Apelidos e Pseudônimos

Raras são as famílias onde ninguém tem apelidos; costumeiramente no Nordeste acrescenta-se, carinhosamente um “inha” ou “inho” aos substantivos próprios ou comuns: “mainha” “painho” “Fulaninho” e por aí vai. Tanto na Escola como no Trabalho é fatal adotarem apelidos, ora engraçados, ora pra chatear mesmo o indivíduo e quanto mais insistir em não aceitar, mais pega direitinho.

Os pseudônimos são utilizados por vários motivos, especialmente como nome suposto em obras literárias e são escolhidos pelos autores de bom grado.

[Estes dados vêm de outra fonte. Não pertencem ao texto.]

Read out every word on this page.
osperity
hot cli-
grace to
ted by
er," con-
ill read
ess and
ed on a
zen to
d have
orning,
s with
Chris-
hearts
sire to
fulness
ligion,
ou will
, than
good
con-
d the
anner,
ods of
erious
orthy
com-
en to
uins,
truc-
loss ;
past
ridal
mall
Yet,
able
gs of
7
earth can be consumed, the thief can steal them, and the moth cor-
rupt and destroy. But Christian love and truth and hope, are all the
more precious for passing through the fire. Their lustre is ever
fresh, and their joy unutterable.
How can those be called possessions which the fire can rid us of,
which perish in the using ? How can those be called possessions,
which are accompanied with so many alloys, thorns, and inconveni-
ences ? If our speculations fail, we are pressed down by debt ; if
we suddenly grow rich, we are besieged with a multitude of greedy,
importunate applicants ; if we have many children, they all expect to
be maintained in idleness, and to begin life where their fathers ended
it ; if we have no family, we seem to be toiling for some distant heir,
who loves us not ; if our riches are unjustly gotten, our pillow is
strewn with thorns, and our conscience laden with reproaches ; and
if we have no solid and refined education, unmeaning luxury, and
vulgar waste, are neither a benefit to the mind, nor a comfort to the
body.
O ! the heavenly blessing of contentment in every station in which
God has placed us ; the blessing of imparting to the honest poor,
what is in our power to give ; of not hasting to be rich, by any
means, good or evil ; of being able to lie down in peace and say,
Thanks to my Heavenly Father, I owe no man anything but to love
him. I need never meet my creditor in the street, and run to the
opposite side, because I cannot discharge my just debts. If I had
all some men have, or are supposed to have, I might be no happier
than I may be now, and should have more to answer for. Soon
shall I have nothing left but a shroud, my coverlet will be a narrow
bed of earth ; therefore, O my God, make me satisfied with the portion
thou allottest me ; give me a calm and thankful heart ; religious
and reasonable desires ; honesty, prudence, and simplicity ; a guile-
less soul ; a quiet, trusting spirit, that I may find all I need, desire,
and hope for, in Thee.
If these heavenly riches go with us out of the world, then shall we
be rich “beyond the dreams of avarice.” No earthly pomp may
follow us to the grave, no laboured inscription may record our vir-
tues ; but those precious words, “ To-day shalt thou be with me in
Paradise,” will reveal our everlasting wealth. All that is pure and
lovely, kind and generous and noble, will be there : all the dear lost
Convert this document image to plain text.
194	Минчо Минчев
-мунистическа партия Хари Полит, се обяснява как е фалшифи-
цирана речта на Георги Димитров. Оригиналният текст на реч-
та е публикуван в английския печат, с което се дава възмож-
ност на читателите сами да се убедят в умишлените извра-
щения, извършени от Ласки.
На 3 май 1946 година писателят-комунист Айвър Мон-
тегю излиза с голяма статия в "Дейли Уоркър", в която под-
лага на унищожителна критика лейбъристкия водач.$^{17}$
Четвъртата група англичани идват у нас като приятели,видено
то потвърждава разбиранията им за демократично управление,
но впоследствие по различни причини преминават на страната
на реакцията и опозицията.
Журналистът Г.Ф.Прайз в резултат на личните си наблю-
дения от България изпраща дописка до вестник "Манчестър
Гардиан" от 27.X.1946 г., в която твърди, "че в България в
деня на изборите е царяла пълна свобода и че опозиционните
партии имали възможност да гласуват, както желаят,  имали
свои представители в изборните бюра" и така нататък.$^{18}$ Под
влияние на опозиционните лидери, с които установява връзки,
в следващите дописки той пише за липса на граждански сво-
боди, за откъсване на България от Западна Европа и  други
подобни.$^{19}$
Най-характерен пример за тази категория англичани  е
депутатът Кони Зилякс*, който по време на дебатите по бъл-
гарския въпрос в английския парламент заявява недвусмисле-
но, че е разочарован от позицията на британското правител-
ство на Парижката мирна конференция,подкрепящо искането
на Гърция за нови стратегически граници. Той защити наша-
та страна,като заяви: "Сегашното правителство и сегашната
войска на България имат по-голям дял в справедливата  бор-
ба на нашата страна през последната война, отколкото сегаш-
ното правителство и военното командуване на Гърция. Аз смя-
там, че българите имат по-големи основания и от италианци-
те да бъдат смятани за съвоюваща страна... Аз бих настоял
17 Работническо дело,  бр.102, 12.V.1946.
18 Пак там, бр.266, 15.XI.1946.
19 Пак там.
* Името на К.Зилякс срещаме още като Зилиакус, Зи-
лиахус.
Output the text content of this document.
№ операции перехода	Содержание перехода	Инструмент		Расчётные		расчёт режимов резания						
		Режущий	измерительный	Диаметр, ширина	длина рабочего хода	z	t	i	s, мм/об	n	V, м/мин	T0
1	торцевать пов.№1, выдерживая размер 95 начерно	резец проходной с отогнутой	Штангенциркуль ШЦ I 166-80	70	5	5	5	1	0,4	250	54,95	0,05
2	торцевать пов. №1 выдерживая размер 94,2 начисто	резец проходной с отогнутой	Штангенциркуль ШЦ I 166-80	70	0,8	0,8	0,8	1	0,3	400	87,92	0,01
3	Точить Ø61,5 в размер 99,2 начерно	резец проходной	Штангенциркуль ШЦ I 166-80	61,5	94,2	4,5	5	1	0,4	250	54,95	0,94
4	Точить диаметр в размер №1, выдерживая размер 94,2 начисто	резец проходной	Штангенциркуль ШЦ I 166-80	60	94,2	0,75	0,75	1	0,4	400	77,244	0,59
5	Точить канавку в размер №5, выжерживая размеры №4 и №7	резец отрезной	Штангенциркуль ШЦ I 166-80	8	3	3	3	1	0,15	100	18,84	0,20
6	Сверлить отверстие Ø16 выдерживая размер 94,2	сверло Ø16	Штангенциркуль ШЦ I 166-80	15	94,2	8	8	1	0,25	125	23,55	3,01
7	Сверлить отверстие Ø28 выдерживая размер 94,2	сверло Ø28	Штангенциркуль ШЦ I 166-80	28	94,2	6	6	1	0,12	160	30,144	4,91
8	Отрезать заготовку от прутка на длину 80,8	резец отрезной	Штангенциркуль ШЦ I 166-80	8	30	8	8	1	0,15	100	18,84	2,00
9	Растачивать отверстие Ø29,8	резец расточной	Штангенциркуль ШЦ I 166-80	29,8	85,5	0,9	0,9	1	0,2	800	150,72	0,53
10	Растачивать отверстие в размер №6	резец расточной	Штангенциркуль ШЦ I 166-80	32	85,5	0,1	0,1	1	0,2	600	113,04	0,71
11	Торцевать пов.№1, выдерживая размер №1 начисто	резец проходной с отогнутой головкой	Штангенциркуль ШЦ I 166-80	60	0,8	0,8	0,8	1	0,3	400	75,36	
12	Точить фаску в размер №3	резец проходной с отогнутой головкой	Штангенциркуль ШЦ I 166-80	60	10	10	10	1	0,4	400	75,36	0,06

Durante o século XV e XVI por incrível que pareça, as mulheres que desejavam ter seus textos publicados, quer fossem crônicas, contos, poemas, etc. adotavam alcunhas masculinas porque a sociedade não aceitava tamanha ousadia e essa prática continuou fortemente até o início do século XX. Isso acontecia em todo o mundo.

Mary Ann Evans era George Eliot ao se aventurar com seus trabalhos de ficção. Já George Sand era a francesa Amantine Dupin, que escrevia contos de amor e sobre diferença de classe, criticando as normas sociais; também escreveu sobre política e suas peças eram encenadas em um teatro particular.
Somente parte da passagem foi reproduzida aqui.